Some people will argue today that electronica artists succeeded at making electronica “happen” only for a short while. As the 2000s dawned, it definitely felt like interest dried up and the sounds beat a hasty retreat back into the world’s bedroom setups—softened by genre subdivision, lampooned in blog house, waiting to be democratized by Soundcloud. Indie-dance may have revived these beats and beeps with a host of new names to love, yet the pioneers of the 20th century were left wanting for more than a critical thumbs-up on a new LP.
The Chemical Brothers, one of the 1990s’ great Big Beat successes, have spent this century struggling to keep up. Some of their issues are of their own making—forgettable soundtracks and mixes, and the permanent scar on their career that is “The Salmon Dance.” Some are just an unfortunate byproduct of so much technobabble out there, with albums from Come With Us to Further just not able to break the surface. All of this makes their ninth studio LP, No Geography, such a shock and pleasure.
There’s an emphasis on the duo’s older sounds and styles that on its face reads like the review I wrote about Born in the Echoes five years ago, but almost everything that didn’t work there seems to work much better here. The story goes that Tom Rowlands and Ed Simons rediscovered a cache of music-making equipment they hadn’t really used since their seminal one-two punch of Exit Planet Dust and Dig Your Own Hole. Isolating themselves with this old tech, they’ve produced an album that suggests the instrumental bang of the former merged with the squiggly psychedelics of the latter.
This ChemBros release has a focus not immediately seen in others. It supplants Exit Planet Dust as the shortest album in their catalog, and while they’re no strangers to assembling series of songs with shared elements, transitions, and BPMs, No Geography benefits greatly from continuous mixes, especially of its first three tracks. “Eve of Destruction,” “Bango,” and the title cut comprise a multi-level club in 12 minutes, traversing big-room beats, cowbell funk, vocodered acid squelch, and the group’s own screaming atmospherics. It’s a microcosm of the album: Rowlands and Simons never stay too long in one thematic place here, even making individual backing tracks a hodgepodge, but string enough familiar elements throughout to not lose the plot.

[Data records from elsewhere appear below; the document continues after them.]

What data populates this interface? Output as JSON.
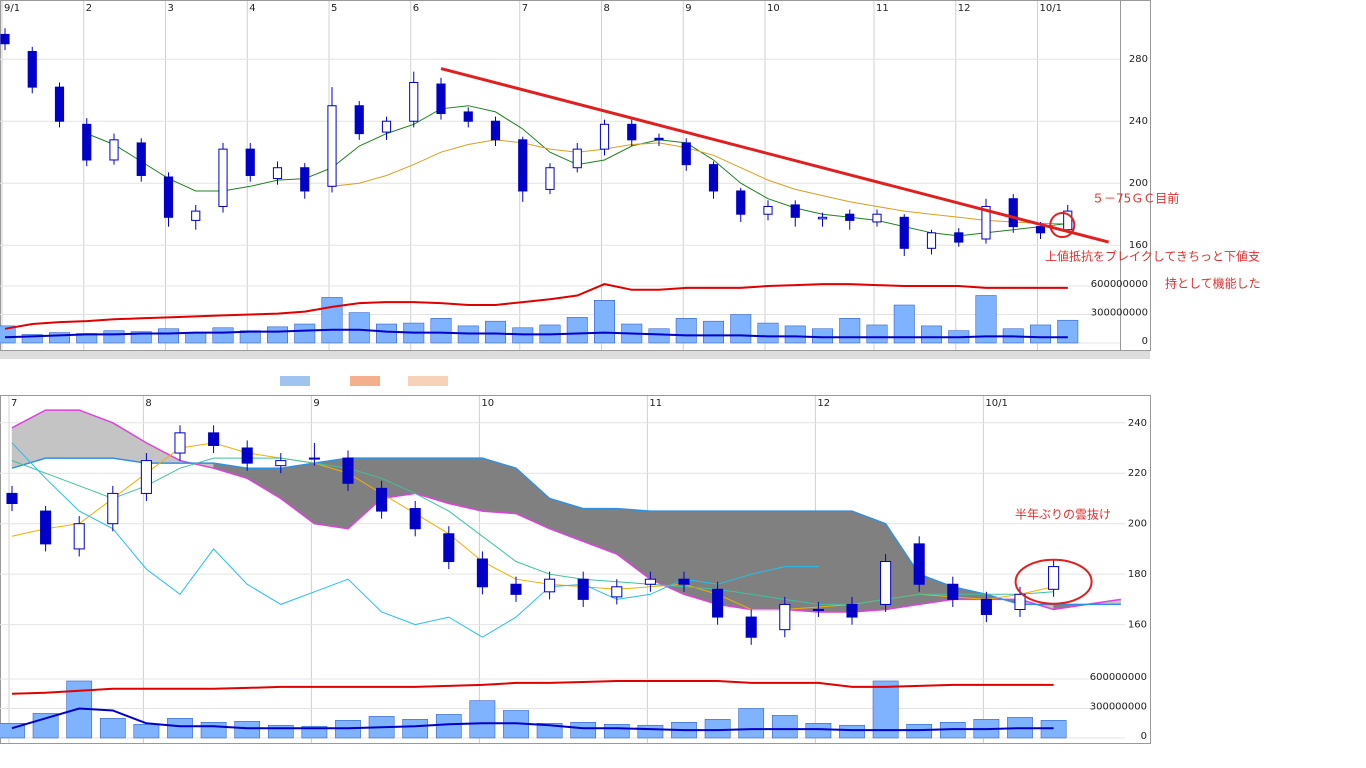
{
  "chart_data": [
    {
      "type": "candlestick",
      "categories": [
        "9/1",
        null,
        null,
        "2",
        null,
        null,
        "3",
        null,
        null,
        "4",
        null,
        null,
        "5",
        null,
        null,
        "6",
        null,
        null,
        null,
        "7",
        null,
        null,
        "8",
        null,
        null,
        "9",
        null,
        null,
        "10",
        null,
        null,
        null,
        "11",
        null,
        null,
        "12",
        null,
        null,
        "10/1",
        null
      ],
      "open": [
        296,
        285,
        262,
        238,
        215,
        226,
        204,
        176,
        185,
        222,
        203,
        210,
        198,
        250,
        233,
        240,
        264,
        246,
        240,
        228,
        196,
        210,
        222,
        238,
        229,
        226,
        212,
        195,
        180,
        186,
        177,
        180,
        175,
        178,
        158,
        168,
        164,
        190,
        172,
        170
      ],
      "high": [
        300,
        288,
        265,
        242,
        232,
        229,
        207,
        186,
        226,
        226,
        214,
        213,
        262,
        253,
        243,
        272,
        268,
        249,
        243,
        230,
        213,
        226,
        241,
        241,
        232,
        229,
        214,
        197,
        189,
        189,
        181,
        183,
        183,
        180,
        170,
        171,
        190,
        193,
        175,
        186
      ],
      "low": [
        286,
        258,
        236,
        211,
        212,
        201,
        172,
        170,
        181,
        201,
        199,
        190,
        194,
        228,
        228,
        236,
        241,
        236,
        224,
        188,
        193,
        207,
        218,
        224,
        224,
        208,
        190,
        175,
        176,
        172,
        172,
        170,
        172,
        153,
        154,
        159,
        161,
        168,
        164,
        168
      ],
      "close": [
        290,
        262,
        240,
        215,
        228,
        205,
        178,
        182,
        222,
        205,
        210,
        195,
        250,
        232,
        240,
        265,
        245,
        240,
        228,
        195,
        210,
        222,
        238,
        228,
        228,
        212,
        195,
        180,
        185,
        178,
        178,
        176,
        180,
        158,
        168,
        162,
        185,
        172,
        168,
        182
      ],
      "candle_color": "#0000c8",
      "ylim": [
        144,
        315
      ],
      "yticks": [
        160,
        200,
        240,
        280
      ],
      "lines": [
        {
          "color": "#208020",
          "values": [
            null,
            null,
            null,
            232,
            225,
            214,
            203,
            195,
            195,
            198,
            202,
            203,
            210,
            224,
            232,
            238,
            248,
            250,
            246,
            235,
            220,
            212,
            215,
            224,
            228,
            226,
            215,
            200,
            190,
            184,
            180,
            178,
            176,
            172,
            168,
            166,
            168,
            170,
            172,
            174
          ]
        },
        {
          "color": "#d8a020",
          "values": [
            null,
            null,
            null,
            null,
            null,
            null,
            null,
            null,
            null,
            null,
            null,
            null,
            198,
            200,
            205,
            212,
            220,
            225,
            228,
            226,
            222,
            220,
            222,
            225,
            226,
            223,
            218,
            210,
            202,
            196,
            192,
            188,
            185,
            182,
            180,
            178,
            176,
            175,
            174,
            174
          ]
        }
      ],
      "volume": [
        180000000,
        90000000,
        110000000,
        100000000,
        130000000,
        120000000,
        150000000,
        110000000,
        160000000,
        130000000,
        170000000,
        200000000,
        480000000,
        320000000,
        200000000,
        210000000,
        260000000,
        180000000,
        230000000,
        160000000,
        190000000,
        270000000,
        450000000,
        200000000,
        150000000,
        260000000,
        230000000,
        300000000,
        210000000,
        180000000,
        150000000,
        260000000,
        190000000,
        400000000,
        180000000,
        130000000,
        500000000,
        150000000,
        190000000,
        240000000
      ],
      "volume_color": "#7fb2ff",
      "volume_ylim": [
        0,
        600000000
      ],
      "volume_yticks": [
        0,
        300000000,
        600000000
      ],
      "volume_lines": [
        {
          "color": "#e00000",
          "values": [
            150000000,
            200000000,
            220000000,
            230000000,
            250000000,
            260000000,
            270000000,
            280000000,
            290000000,
            300000000,
            310000000,
            330000000,
            380000000,
            420000000,
            430000000,
            430000000,
            420000000,
            400000000,
            400000000,
            430000000,
            460000000,
            500000000,
            620000000,
            560000000,
            560000000,
            580000000,
            580000000,
            580000000,
            600000000,
            610000000,
            620000000,
            620000000,
            610000000,
            600000000,
            600000000,
            600000000,
            580000000,
            580000000,
            580000000,
            580000000
          ]
        },
        {
          "color": "#0000c8",
          "values": [
            60000000,
            70000000,
            80000000,
            90000000,
            90000000,
            100000000,
            100000000,
            110000000,
            110000000,
            120000000,
            120000000,
            130000000,
            140000000,
            140000000,
            120000000,
            110000000,
            110000000,
            100000000,
            100000000,
            90000000,
            90000000,
            100000000,
            110000000,
            100000000,
            90000000,
            80000000,
            80000000,
            80000000,
            70000000,
            70000000,
            60000000,
            60000000,
            60000000,
            60000000,
            60000000,
            60000000,
            70000000,
            70000000,
            60000000,
            60000000
          ]
        }
      ],
      "trendline": {
        "color": "#e02020",
        "x": [
          16,
          40.5
        ],
        "values": [
          274,
          162
        ]
      },
      "circle": {
        "color": "#e02020",
        "x": 38.8,
        "y": 173
      },
      "annotations": [
        "５－75ＧＣ目前",
        "上値抵抗をブレイクしてきちっと下値支",
        "持として機能した"
      ]
    },
    {
      "type": "candlestick",
      "categories": [
        "7",
        null,
        null,
        null,
        "8",
        null,
        null,
        null,
        null,
        "9",
        null,
        null,
        null,
        null,
        "10",
        null,
        null,
        null,
        null,
        "11",
        null,
        null,
        null,
        null,
        "12",
        null,
        null,
        null,
        null,
        "10/1",
        null,
        null,
        null,
        null
      ],
      "open": [
        212,
        205,
        190,
        200,
        212,
        228,
        236,
        230,
        223,
        226,
        226,
        214,
        206,
        196,
        186,
        176,
        173,
        178,
        171,
        176,
        178,
        174,
        163,
        158,
        166,
        168,
        168,
        192,
        176,
        170,
        166,
        174,
        null,
        null
      ],
      "high": [
        215,
        207,
        203,
        215,
        228,
        239,
        239,
        233,
        228,
        232,
        229,
        217,
        209,
        199,
        189,
        179,
        181,
        181,
        178,
        181,
        181,
        177,
        166,
        171,
        169,
        171,
        188,
        195,
        179,
        173,
        175,
        186,
        null,
        null
      ],
      "low": [
        205,
        189,
        187,
        197,
        209,
        225,
        228,
        221,
        220,
        223,
        213,
        202,
        195,
        182,
        172,
        169,
        170,
        167,
        168,
        173,
        173,
        160,
        152,
        155,
        163,
        160,
        165,
        173,
        167,
        161,
        163,
        171,
        null,
        null
      ],
      "close": [
        208,
        192,
        200,
        212,
        225,
        236,
        231,
        224,
        225,
        226,
        216,
        205,
        198,
        185,
        175,
        172,
        178,
        170,
        175,
        178,
        176,
        163,
        155,
        168,
        166,
        163,
        185,
        176,
        170,
        164,
        172,
        183,
        null,
        null
      ],
      "candle_color": "#0000c8",
      "ylim": [
        144,
        251
      ],
      "yticks": [
        160,
        180,
        200,
        220,
        240
      ],
      "cloud": {
        "span_a": {
          "color": "#e040e0",
          "values": [
            238,
            245,
            245,
            240,
            232,
            225,
            222,
            218,
            210,
            200,
            198,
            210,
            212,
            208,
            205,
            204,
            198,
            193,
            188,
            178,
            172,
            168,
            166,
            166,
            165,
            165,
            166,
            168,
            170,
            170,
            170,
            166,
            168,
            170
          ]
        },
        "span_b": {
          "color": "#3090e0",
          "values": [
            222,
            226,
            226,
            226,
            224,
            224,
            224,
            222,
            222,
            224,
            226,
            226,
            226,
            226,
            226,
            222,
            210,
            206,
            206,
            205,
            205,
            205,
            205,
            205,
            205,
            205,
            200,
            180,
            175,
            172,
            168,
            168,
            168,
            168
          ]
        },
        "fill_a_above": "#c4c4c4",
        "fill_b_above": "#808080"
      },
      "lines": [
        {
          "color": "#f0b000",
          "values": [
            195,
            198,
            200,
            210,
            220,
            230,
            232,
            228,
            226,
            224,
            220,
            212,
            204,
            196,
            185,
            178,
            176,
            175,
            174,
            175,
            176,
            172,
            166,
            166,
            167,
            168,
            170,
            172,
            171,
            170,
            172,
            175,
            null,
            null
          ]
        },
        {
          "color": "#40c0a0",
          "values": [
            225,
            220,
            215,
            210,
            215,
            222,
            226,
            226,
            226,
            224,
            222,
            218,
            212,
            205,
            195,
            185,
            180,
            178,
            177,
            176,
            175,
            174,
            172,
            170,
            168,
            168,
            170,
            172,
            172,
            172,
            172,
            173,
            null,
            null
          ]
        },
        {
          "color": "#20c0f0",
          "values": [
            232,
            218,
            205,
            198,
            182,
            172,
            190,
            176,
            168,
            173,
            178,
            165,
            160,
            163,
            155,
            163,
            175,
            176,
            170,
            172,
            178,
            176,
            180,
            183,
            183,
            null,
            null,
            null,
            null,
            null,
            null,
            null,
            null,
            null
          ]
        }
      ],
      "volume": [
        150000000,
        250000000,
        580000000,
        200000000,
        140000000,
        200000000,
        160000000,
        170000000,
        130000000,
        120000000,
        180000000,
        220000000,
        190000000,
        240000000,
        380000000,
        280000000,
        150000000,
        160000000,
        140000000,
        130000000,
        160000000,
        190000000,
        300000000,
        230000000,
        150000000,
        130000000,
        580000000,
        140000000,
        160000000,
        190000000,
        210000000,
        180000000,
        null,
        null
      ],
      "volume_color": "#7fb2ff",
      "volume_ylim": [
        0,
        600000000
      ],
      "volume_yticks": [
        0,
        300000000,
        600000000
      ],
      "volume_lines": [
        {
          "color": "#e00000",
          "values": [
            450000000,
            460000000,
            480000000,
            500000000,
            500000000,
            500000000,
            500000000,
            510000000,
            520000000,
            520000000,
            520000000,
            520000000,
            520000000,
            530000000,
            540000000,
            560000000,
            560000000,
            570000000,
            580000000,
            580000000,
            580000000,
            580000000,
            560000000,
            560000000,
            560000000,
            520000000,
            520000000,
            530000000,
            540000000,
            540000000,
            540000000,
            540000000,
            null,
            null
          ]
        },
        {
          "color": "#0000c8",
          "values": [
            100000000,
            200000000,
            300000000,
            280000000,
            150000000,
            120000000,
            120000000,
            100000000,
            100000000,
            100000000,
            100000000,
            110000000,
            120000000,
            140000000,
            150000000,
            150000000,
            130000000,
            100000000,
            100000000,
            90000000,
            80000000,
            80000000,
            90000000,
            90000000,
            90000000,
            80000000,
            80000000,
            80000000,
            90000000,
            90000000,
            100000000,
            100000000,
            null,
            null
          ]
        }
      ],
      "circle": {
        "color": "#e02020",
        "x": 31,
        "y": 177
      },
      "annotations": [
        "半年ぶりの雲抜け"
      ]
    }
  ]
}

There’s also a clear embrace of disco, soul, and R&B on this album, even if they get twisted to The Chemical Brothers’ own sinister ends. High-tech roller skating jams hide creepy Blade Runner interludes, and what you think could be Avalanches-style positivity descends into methodical, minor-key territory once haunted by The Prodigy. “Mad as Hell” is this album’s “Elektrobank,” with a well-defined El Coco sample replacing weirdo rap as the hook over strong-style buzzing and beeping from Simons and Rowlands.
My only serious issue with this album is with its vocals. Very few of the Chemicals’ guest voices and sampled hooks have ever risen to the level of greatness, but it really says something that most of the vocals on No Geography—many supplied by Norwegian singer Aurora—are actively irritating at first blush. It also says something more important that, if you give this album the benefit of a few listens, the instrumentals will push that problem well off to the side. They’re relentless and jittery and succinct in a manner we haven’t heard in years, and they’re that good. Cynical critics might tell you The Chemical Brothers returning to old formulas means they have nothing left to say. I submit that No Geography can remind people why they fell in love with the band’s sound in the first place.